I don’t profess to understand even a tenth of what I’ve read, but it’s fascinating (even if my friends shake their heads at the new levels of geekdom I’ve aspired to).

The subatomic world seems to exist in a mystical state of uncertain probabilities – UNTIL it’s measured and observed.

Exactly like user experience and usability.

We really have no idea at all how users interact with our websites.

Until we measure and observe, our assumptions are based on uncertain probabilities.

Previous Hamburger Icon Test

I did a previous test that seemed to show that a bordered “hamburger” (aka sandwich) icon was used more than other options.

hamburgertest1

The menu icon on the right was clicked more than the previous two.

I then decided to test the hamburger icon against the word “MENU”.

A/B Test Conditions

The test was run against all mobile browsers across all pages.

The duration was about 5 days, and served to around 50,000 mobile visitors.

Demographics of the site show a skewing towards the 25-34 age group.

Demographics

Demographics

Mobile visitors are split into the following:

  • iOS 64%
  • Android 34%
  • Windows Phone and Blackberry make up most of the remaining 2%.

Original (baseline)

Based on the results of my previous test, the site now has a bordered ‘hamburger’.

baseline

Variation 1 (MENU + Border)

2-variation1

Variation 2 (MENU + Hamburger + Border)

2-variation2

Variation 3 (MENU without Border)

I would never consider this implementation, but I wanted to test, and check my assumptions.

2-variation3

Results

hamburgertest2

As predicted the word “MENU” alone performed poorly (but not as badly as I presumed).

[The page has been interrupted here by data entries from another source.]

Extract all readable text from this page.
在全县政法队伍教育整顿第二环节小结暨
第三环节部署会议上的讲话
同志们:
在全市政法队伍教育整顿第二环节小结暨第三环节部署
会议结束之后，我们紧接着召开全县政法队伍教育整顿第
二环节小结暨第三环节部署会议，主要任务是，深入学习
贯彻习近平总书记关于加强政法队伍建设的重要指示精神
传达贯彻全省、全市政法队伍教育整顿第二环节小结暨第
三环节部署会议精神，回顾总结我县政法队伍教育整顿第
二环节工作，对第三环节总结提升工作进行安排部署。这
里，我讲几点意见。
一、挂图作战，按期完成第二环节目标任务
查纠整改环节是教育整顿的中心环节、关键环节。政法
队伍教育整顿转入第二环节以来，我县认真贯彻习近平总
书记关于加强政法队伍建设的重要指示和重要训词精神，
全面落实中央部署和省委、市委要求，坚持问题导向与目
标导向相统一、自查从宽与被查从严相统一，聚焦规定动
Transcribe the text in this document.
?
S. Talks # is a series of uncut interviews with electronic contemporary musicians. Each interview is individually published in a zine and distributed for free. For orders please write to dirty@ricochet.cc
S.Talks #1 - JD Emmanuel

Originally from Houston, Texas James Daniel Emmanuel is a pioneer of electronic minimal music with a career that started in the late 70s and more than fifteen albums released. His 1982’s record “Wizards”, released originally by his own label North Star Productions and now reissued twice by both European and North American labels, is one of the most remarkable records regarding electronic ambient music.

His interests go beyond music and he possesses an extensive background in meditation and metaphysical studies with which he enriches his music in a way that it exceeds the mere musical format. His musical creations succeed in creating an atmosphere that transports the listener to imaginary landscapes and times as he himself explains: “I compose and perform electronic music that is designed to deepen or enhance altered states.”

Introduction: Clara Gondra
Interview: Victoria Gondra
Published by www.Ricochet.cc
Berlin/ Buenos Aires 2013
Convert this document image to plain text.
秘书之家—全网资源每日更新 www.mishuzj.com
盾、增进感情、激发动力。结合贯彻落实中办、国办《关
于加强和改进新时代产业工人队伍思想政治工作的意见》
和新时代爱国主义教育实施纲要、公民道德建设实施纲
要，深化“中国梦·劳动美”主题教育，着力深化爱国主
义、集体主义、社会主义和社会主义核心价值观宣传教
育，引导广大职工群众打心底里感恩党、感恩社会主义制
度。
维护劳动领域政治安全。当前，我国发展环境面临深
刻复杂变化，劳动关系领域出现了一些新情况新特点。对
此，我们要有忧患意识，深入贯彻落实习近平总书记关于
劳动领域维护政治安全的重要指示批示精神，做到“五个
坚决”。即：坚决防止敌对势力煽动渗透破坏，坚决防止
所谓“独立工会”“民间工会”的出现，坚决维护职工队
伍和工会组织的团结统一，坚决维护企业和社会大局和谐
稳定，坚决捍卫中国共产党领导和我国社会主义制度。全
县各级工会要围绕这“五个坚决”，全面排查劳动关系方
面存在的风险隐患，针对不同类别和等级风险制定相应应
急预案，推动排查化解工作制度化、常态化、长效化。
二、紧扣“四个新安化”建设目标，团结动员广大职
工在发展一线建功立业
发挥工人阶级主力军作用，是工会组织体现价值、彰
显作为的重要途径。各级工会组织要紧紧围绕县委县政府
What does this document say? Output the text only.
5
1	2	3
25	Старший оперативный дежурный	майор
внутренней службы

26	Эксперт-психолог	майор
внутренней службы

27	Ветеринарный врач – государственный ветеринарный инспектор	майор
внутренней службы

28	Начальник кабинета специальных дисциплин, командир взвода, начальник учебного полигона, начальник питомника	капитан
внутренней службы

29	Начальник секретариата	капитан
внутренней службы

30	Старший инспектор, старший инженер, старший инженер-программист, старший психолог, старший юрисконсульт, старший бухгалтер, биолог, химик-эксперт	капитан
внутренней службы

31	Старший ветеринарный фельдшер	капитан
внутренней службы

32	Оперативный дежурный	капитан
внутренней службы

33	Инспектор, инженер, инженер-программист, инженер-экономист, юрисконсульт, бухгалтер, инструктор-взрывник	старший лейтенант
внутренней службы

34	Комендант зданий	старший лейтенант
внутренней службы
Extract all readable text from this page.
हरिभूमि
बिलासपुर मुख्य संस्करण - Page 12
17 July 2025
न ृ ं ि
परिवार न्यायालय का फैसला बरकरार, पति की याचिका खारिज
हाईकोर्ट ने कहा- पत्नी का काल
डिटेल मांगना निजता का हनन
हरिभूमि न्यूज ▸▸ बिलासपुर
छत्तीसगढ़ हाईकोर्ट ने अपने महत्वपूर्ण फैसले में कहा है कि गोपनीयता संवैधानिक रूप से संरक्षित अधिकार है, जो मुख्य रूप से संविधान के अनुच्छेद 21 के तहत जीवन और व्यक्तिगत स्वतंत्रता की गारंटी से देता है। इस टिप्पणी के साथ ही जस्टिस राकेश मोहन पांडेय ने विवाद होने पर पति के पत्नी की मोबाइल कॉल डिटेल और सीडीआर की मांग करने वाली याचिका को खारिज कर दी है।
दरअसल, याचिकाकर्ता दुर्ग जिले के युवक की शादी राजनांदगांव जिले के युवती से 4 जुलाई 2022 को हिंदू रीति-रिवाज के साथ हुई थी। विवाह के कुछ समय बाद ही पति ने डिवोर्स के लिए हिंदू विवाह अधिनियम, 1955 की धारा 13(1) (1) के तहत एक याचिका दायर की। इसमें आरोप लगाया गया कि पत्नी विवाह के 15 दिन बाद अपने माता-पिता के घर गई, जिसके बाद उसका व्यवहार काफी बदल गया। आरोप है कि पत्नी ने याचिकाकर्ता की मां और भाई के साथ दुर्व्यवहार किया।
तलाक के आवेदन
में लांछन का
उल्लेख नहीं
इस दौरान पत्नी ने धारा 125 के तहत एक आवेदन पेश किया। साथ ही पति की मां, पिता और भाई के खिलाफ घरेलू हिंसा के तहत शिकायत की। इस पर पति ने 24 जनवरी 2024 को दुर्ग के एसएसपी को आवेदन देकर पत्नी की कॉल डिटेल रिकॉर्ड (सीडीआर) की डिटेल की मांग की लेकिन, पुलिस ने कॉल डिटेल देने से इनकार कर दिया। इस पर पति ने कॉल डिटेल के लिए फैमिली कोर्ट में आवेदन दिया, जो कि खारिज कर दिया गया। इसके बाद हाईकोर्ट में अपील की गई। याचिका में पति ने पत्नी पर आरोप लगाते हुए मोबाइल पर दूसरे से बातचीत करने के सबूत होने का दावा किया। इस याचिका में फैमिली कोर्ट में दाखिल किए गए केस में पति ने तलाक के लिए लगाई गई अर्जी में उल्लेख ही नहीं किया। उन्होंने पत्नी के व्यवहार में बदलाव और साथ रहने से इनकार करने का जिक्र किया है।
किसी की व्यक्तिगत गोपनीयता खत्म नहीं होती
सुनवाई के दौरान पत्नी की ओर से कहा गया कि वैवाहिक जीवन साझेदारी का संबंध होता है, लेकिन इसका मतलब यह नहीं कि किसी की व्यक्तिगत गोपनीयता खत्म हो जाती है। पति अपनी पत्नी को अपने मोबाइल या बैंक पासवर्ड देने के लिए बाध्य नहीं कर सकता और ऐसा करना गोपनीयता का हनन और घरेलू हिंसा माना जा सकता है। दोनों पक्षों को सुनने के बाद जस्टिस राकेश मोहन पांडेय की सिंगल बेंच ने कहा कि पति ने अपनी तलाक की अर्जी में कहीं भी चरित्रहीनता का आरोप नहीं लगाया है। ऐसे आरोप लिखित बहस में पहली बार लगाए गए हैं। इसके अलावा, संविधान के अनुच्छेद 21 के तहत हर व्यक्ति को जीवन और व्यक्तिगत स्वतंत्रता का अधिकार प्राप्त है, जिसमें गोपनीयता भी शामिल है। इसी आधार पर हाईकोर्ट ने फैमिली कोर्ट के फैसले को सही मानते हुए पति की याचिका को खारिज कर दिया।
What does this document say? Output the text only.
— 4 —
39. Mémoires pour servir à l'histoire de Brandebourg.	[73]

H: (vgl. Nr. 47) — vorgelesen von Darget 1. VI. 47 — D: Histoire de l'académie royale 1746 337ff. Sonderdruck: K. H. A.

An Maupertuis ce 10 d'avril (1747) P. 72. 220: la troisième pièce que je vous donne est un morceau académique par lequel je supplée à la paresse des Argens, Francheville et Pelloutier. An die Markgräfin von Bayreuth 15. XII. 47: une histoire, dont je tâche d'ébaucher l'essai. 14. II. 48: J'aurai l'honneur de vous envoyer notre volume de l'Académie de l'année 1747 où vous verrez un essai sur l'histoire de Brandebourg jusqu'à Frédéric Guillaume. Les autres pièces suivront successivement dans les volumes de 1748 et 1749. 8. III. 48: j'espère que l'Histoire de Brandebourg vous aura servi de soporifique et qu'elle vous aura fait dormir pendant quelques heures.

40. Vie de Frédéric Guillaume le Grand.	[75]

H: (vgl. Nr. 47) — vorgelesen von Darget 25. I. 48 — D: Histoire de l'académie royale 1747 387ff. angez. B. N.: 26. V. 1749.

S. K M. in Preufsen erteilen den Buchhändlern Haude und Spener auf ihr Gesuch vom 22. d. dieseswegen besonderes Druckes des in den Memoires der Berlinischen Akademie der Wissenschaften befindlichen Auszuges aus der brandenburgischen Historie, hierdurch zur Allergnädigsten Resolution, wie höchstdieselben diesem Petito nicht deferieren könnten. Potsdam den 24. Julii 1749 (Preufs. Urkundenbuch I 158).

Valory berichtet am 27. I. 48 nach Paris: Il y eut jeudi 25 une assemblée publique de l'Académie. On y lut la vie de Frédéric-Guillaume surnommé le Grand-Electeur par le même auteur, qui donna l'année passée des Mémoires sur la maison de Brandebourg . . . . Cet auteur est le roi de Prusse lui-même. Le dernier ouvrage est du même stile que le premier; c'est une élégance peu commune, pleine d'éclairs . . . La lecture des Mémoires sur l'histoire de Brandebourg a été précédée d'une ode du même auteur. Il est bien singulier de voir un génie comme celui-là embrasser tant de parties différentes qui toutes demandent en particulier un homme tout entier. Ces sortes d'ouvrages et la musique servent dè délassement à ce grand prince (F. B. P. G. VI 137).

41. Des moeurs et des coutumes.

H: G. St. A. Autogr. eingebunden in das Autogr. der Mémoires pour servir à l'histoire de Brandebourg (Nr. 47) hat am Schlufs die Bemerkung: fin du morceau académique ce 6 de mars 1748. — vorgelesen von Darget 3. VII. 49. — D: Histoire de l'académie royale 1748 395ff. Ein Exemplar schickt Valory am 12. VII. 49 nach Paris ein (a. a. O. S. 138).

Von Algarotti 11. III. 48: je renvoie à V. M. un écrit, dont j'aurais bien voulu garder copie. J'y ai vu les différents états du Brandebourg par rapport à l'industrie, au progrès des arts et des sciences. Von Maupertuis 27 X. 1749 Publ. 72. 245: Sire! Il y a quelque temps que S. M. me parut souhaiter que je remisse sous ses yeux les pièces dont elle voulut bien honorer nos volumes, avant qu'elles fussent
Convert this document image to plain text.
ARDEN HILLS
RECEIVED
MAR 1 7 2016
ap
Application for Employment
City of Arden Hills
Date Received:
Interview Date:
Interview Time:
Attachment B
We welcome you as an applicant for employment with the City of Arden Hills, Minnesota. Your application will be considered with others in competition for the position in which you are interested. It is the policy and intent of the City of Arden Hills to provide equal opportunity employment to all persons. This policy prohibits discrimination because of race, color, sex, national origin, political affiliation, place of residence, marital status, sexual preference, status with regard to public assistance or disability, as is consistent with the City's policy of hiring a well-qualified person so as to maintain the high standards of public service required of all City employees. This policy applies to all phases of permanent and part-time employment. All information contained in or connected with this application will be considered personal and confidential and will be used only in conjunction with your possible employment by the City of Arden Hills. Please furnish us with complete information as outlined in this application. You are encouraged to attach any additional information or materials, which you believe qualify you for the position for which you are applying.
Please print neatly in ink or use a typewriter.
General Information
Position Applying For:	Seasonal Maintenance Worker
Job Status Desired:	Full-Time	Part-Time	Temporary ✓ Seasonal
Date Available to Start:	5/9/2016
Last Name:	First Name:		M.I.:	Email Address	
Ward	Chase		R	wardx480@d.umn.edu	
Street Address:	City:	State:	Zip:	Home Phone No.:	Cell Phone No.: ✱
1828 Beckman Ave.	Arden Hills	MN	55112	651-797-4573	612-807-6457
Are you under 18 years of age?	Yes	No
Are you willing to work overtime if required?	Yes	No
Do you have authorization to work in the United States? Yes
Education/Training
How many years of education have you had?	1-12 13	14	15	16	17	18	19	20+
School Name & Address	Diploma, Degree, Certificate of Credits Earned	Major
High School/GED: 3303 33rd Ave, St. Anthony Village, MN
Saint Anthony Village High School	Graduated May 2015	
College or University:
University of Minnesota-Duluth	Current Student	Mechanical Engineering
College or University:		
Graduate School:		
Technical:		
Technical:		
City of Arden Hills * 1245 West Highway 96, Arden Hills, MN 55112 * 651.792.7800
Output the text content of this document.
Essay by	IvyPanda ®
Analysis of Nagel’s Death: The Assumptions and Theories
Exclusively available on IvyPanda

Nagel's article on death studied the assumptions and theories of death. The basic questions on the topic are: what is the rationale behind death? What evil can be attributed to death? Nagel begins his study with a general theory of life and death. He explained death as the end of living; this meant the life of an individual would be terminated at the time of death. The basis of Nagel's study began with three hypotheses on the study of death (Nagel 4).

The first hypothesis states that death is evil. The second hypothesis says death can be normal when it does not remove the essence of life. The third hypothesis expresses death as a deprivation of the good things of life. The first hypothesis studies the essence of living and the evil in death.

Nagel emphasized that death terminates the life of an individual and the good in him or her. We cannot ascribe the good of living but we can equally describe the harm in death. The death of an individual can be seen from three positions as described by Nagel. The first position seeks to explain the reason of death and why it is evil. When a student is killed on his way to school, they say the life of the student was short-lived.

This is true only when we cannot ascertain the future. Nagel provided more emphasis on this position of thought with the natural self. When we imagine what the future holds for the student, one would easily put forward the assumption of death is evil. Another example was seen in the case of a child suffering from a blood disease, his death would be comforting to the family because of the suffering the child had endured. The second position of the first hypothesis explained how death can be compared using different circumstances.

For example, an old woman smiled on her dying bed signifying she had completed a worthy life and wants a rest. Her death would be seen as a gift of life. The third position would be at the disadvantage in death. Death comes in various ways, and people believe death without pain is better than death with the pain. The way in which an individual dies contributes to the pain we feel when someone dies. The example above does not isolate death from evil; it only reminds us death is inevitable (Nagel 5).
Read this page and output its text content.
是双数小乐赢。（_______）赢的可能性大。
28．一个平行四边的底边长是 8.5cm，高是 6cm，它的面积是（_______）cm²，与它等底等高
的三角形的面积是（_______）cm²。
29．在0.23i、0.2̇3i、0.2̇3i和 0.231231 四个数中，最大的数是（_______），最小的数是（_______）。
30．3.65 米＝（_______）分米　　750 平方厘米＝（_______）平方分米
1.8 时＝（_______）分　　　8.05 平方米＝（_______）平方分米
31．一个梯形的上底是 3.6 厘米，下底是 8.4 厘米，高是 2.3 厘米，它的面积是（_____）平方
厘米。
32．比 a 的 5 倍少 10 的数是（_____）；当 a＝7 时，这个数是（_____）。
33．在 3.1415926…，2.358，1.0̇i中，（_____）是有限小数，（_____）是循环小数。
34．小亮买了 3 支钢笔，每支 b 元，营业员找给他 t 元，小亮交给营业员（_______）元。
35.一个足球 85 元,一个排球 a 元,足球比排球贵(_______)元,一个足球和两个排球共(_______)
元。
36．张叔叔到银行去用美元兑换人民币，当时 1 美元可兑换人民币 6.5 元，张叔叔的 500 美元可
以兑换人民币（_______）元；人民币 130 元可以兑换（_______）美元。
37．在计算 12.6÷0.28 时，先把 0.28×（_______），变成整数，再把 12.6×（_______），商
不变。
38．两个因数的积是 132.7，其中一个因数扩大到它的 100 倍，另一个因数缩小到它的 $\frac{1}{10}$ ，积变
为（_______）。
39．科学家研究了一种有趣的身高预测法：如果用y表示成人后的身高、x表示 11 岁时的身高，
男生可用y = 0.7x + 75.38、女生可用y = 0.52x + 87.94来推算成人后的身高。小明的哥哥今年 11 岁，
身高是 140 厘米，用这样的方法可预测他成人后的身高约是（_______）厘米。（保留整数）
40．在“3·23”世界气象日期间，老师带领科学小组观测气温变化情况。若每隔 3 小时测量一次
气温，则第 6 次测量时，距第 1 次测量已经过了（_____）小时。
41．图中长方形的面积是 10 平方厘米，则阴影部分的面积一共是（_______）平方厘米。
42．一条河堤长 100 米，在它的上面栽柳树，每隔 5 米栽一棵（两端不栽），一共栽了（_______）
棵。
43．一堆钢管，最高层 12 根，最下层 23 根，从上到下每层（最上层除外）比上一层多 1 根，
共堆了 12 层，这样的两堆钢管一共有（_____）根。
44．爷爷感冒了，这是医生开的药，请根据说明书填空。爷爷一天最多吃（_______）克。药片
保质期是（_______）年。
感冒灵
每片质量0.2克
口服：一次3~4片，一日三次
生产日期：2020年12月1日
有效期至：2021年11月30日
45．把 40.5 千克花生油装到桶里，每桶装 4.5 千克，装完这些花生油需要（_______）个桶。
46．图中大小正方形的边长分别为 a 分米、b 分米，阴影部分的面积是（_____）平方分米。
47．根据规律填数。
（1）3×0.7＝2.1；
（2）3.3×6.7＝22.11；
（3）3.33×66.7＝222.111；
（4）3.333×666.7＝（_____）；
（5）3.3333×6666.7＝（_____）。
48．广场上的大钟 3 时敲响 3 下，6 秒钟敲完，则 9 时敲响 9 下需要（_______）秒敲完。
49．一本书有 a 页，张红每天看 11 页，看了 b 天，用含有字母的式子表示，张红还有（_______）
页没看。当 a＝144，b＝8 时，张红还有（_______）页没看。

Of interest is the bordered menu was clicked on significantly more than our hamburger icon.

iOS vs Android

Another tracking metric I’ve setup is event tracking in Analytics. I record an event every time the mobile menu is clicked.

What the preliminary data is showing:

iOS users are 2-3 times more likely to tap a menu icon than Android users.

Interpretations

Based on this and my previous AB test, a flat hamburger icon may not be ideal on a responsive website (remember this is a website not an app). Using the word MENU (and making it look like a button) could be more helpful for visitors.

This does not mean that users do not understand the hamburger/sandwich – it could be that the word MENU draws more attention.

UPDATE: New research from Nielsen Norman Group shows: Users are very familiar with the magnifying glass icon for search, but “Users are still unfamiliar with newer icons, including the three-line menu icon and the map-marker icon”.